Sur son montant, il sera rappelé qu’en vertu de trois arrêts du 20 janvier 2022 (pourvois numéros 20-15.261, 19-23.721 et 19-22.435) opérant revirement de jurisprudence, la Cour de cassation a ajouté parmi les critères de liquidation de l’astreinte le caractère proportionné du montant de l’astreinte liquidée à l’enjeu du litige.
Si l’astreinte tend à assurer l’exécution effective d’une décision de justice dans un délai raisonnable, il appartient au juge d’apprécier concrètement de la proportionnalité du montant auquel il liquide d’astreinte avec l’enjeu du litige.

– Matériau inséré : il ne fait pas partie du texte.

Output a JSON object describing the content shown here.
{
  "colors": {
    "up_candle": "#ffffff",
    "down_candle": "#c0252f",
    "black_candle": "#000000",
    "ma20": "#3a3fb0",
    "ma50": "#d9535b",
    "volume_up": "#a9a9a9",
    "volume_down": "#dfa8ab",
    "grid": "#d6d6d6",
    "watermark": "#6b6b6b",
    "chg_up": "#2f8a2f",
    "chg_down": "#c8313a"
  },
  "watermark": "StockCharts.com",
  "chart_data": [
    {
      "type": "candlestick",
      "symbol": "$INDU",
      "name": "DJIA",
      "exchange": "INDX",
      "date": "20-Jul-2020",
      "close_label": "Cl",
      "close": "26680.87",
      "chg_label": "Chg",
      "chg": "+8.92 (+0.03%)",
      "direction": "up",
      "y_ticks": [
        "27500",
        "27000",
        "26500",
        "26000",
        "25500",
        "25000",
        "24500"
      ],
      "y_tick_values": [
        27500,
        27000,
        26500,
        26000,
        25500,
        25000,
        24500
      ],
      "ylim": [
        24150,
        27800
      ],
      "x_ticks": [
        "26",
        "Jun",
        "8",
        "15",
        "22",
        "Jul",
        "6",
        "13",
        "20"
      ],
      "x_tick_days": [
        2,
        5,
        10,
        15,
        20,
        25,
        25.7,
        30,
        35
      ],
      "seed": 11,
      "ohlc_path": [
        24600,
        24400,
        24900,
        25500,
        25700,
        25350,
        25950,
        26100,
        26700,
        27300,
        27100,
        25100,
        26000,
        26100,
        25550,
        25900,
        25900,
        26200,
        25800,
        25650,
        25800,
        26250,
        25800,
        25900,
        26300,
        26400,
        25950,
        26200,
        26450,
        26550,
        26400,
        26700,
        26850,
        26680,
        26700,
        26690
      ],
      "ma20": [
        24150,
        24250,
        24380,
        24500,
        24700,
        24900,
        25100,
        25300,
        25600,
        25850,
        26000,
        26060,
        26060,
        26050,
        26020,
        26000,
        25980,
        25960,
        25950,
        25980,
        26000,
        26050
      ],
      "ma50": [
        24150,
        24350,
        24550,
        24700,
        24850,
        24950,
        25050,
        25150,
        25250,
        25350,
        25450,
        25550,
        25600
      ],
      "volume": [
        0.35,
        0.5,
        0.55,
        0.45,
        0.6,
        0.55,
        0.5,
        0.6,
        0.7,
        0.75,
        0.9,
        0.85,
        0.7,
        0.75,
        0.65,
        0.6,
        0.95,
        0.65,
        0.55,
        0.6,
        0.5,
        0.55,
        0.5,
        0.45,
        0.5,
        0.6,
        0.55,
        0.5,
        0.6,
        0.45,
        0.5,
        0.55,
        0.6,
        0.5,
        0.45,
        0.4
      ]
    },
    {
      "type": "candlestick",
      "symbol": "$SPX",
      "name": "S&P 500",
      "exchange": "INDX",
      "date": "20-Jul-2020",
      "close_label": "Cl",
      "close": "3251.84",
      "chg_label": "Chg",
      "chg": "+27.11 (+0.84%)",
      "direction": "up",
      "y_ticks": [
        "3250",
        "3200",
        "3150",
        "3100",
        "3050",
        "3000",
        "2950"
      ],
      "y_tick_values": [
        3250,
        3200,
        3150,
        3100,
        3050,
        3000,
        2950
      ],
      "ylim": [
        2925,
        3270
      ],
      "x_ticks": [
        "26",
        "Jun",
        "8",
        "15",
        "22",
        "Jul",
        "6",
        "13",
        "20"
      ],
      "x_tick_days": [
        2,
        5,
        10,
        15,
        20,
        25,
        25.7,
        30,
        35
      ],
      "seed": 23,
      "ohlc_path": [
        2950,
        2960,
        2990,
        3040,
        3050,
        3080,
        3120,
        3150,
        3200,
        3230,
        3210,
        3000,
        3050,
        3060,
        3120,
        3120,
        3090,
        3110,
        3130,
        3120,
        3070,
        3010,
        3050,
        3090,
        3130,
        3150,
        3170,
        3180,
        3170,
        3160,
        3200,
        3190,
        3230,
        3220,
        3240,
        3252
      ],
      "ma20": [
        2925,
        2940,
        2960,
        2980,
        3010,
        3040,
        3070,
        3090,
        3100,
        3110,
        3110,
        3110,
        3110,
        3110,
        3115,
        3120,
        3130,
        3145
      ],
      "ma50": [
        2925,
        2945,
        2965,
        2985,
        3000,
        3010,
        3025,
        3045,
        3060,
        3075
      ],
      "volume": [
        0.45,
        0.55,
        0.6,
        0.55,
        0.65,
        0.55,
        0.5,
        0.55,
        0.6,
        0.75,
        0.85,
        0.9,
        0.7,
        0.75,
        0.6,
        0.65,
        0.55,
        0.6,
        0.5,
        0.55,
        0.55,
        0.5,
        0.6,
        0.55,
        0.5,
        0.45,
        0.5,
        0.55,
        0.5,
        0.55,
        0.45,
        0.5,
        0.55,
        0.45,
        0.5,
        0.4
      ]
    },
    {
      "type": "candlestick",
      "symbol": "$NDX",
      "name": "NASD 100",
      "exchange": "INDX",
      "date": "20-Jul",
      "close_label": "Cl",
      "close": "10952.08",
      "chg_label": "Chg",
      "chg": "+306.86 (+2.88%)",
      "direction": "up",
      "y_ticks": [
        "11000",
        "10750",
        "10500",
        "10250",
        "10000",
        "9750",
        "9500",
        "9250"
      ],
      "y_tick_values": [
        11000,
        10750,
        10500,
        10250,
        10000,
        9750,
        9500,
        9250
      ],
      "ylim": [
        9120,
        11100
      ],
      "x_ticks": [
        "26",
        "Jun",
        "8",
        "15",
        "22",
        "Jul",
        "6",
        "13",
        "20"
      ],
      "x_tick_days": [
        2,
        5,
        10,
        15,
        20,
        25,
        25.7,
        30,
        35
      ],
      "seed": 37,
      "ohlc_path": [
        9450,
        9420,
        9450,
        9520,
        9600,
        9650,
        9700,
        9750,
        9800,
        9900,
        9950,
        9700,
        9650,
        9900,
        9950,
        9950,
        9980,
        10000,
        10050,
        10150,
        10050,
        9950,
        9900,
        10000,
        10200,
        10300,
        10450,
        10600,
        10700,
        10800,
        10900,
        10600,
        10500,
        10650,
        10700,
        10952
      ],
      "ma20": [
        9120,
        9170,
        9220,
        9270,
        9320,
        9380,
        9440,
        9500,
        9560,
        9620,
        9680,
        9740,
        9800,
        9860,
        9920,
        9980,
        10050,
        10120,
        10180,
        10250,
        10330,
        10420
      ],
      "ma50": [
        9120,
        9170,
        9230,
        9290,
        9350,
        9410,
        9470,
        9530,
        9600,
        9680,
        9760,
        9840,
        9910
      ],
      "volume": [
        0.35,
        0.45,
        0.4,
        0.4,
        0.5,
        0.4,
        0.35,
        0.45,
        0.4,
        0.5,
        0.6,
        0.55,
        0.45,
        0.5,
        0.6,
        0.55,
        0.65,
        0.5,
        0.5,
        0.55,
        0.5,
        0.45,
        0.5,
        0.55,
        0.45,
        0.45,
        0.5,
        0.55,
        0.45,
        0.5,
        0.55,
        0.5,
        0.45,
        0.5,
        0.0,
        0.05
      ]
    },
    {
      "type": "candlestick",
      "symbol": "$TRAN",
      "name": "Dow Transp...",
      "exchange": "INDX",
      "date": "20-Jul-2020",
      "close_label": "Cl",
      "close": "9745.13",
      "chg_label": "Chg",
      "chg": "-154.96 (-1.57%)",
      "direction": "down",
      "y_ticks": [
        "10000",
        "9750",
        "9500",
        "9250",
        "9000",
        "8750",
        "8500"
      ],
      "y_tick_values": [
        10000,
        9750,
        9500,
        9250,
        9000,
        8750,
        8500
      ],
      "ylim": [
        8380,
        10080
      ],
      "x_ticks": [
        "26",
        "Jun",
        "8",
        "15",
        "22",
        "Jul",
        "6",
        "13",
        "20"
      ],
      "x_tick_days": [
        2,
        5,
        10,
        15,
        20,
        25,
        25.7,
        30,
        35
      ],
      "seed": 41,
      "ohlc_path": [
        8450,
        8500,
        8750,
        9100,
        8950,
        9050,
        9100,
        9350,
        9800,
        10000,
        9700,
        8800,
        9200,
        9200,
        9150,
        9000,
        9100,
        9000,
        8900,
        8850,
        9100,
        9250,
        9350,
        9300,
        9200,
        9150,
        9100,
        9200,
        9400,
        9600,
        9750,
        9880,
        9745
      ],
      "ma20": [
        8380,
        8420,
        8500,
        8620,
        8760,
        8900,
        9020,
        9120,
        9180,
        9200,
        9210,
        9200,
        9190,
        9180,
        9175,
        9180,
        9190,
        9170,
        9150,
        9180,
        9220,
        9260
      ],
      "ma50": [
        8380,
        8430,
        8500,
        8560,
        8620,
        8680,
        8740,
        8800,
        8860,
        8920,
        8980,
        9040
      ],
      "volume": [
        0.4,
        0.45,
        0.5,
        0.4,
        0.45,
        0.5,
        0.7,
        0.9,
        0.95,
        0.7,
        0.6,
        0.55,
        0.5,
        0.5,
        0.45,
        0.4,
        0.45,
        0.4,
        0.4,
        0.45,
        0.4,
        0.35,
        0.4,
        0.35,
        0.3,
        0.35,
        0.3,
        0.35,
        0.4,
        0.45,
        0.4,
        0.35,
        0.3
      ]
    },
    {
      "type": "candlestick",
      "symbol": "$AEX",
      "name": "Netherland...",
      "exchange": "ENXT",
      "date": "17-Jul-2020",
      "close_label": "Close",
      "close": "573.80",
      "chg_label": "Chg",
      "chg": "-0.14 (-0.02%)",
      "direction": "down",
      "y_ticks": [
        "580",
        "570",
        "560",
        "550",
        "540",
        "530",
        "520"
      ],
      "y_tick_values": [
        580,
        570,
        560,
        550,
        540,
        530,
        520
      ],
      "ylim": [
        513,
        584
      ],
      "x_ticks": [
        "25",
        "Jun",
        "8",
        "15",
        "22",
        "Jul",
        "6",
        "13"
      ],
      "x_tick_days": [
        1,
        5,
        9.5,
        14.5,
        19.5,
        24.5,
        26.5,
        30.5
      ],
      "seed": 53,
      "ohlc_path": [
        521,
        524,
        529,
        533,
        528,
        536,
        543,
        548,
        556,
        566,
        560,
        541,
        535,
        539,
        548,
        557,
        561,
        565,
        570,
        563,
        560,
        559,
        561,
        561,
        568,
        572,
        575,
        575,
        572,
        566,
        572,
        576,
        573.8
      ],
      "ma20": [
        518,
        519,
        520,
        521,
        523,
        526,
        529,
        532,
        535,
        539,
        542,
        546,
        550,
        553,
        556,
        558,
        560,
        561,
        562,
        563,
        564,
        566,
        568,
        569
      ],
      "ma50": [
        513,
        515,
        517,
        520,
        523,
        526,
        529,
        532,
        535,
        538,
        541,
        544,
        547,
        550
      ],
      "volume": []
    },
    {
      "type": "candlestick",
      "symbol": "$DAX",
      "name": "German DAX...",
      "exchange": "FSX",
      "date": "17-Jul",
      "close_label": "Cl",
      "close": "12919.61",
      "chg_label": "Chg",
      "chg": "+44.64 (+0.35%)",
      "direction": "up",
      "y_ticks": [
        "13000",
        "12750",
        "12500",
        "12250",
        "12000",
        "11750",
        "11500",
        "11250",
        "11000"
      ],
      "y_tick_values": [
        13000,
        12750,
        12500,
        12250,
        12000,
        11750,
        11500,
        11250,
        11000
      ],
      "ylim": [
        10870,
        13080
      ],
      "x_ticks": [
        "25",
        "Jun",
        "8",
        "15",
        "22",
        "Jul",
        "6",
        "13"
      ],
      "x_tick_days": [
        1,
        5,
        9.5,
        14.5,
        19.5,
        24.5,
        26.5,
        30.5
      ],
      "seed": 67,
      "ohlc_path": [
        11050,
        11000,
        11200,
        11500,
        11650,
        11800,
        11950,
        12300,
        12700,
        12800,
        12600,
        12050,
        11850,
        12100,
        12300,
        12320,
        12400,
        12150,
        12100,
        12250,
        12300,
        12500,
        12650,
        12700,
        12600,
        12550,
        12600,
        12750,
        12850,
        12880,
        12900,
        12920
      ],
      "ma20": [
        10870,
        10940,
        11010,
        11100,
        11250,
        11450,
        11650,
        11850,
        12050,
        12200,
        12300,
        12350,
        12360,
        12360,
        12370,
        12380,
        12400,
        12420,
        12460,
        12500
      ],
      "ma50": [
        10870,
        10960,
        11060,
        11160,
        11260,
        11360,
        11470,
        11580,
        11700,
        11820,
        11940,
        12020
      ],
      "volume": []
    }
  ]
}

Si le juge peut vérifier d’office qu’il existe un rapport raisonnable de proportionnalité entre le montant auquel il liquide l’astreinte et l’enjeu du litige, il lui appartient en ce cas de mettre les parties en mesure de s’expliquer sur ce moyen. (Civ 2ème 9 novembre 2023 22-15.810).
Dans ces conditions, il y a lieu, dans le cadre d’une bonne administration de la justice, d’ordonner la ré-ouverture des débats afin d’inviter les parties à s’expliquer sur ce moyen soulevé d’office relatif au principe de proportionnalité de la liquidation de l’astreinte à l’enjeu du litige.
Il sera sursis sur les demandes des parties et les dépens réservés.
PAR CES MOTIFS
Statuant comme juge de l’exécution, publiquement, par jugement contradictoire, par mesure d’administration judiciaire, par mise à disposition au greffe ;
AVANT DIRE-DROIT,
ORDONNE la ré-ouverture des débats à l’audience du jeudi 06 novembre 2025 à 09h00 afin d’inviter les parties à s’expliquer sur le moyen soulevé d’office relatif au principe de proportionnalité de la liquidation de l’astreinte sollicitée par monsieur [Y] [C] à l’enjeu du litige ;
SURSEOIT à statuer sur les demandes des parties ;
DIT que la notification du présent jugement vaut convocation des parties à l’audience susvisée ;
RESERVE les dépens.
Et le présent jugement a été signé le 02 octobre 2025 au tribunal judiciaire d’Aix-en-Provence par madame Carole ALBERT, juge de l’exécution et madame Ophélie BATTUT, greffier.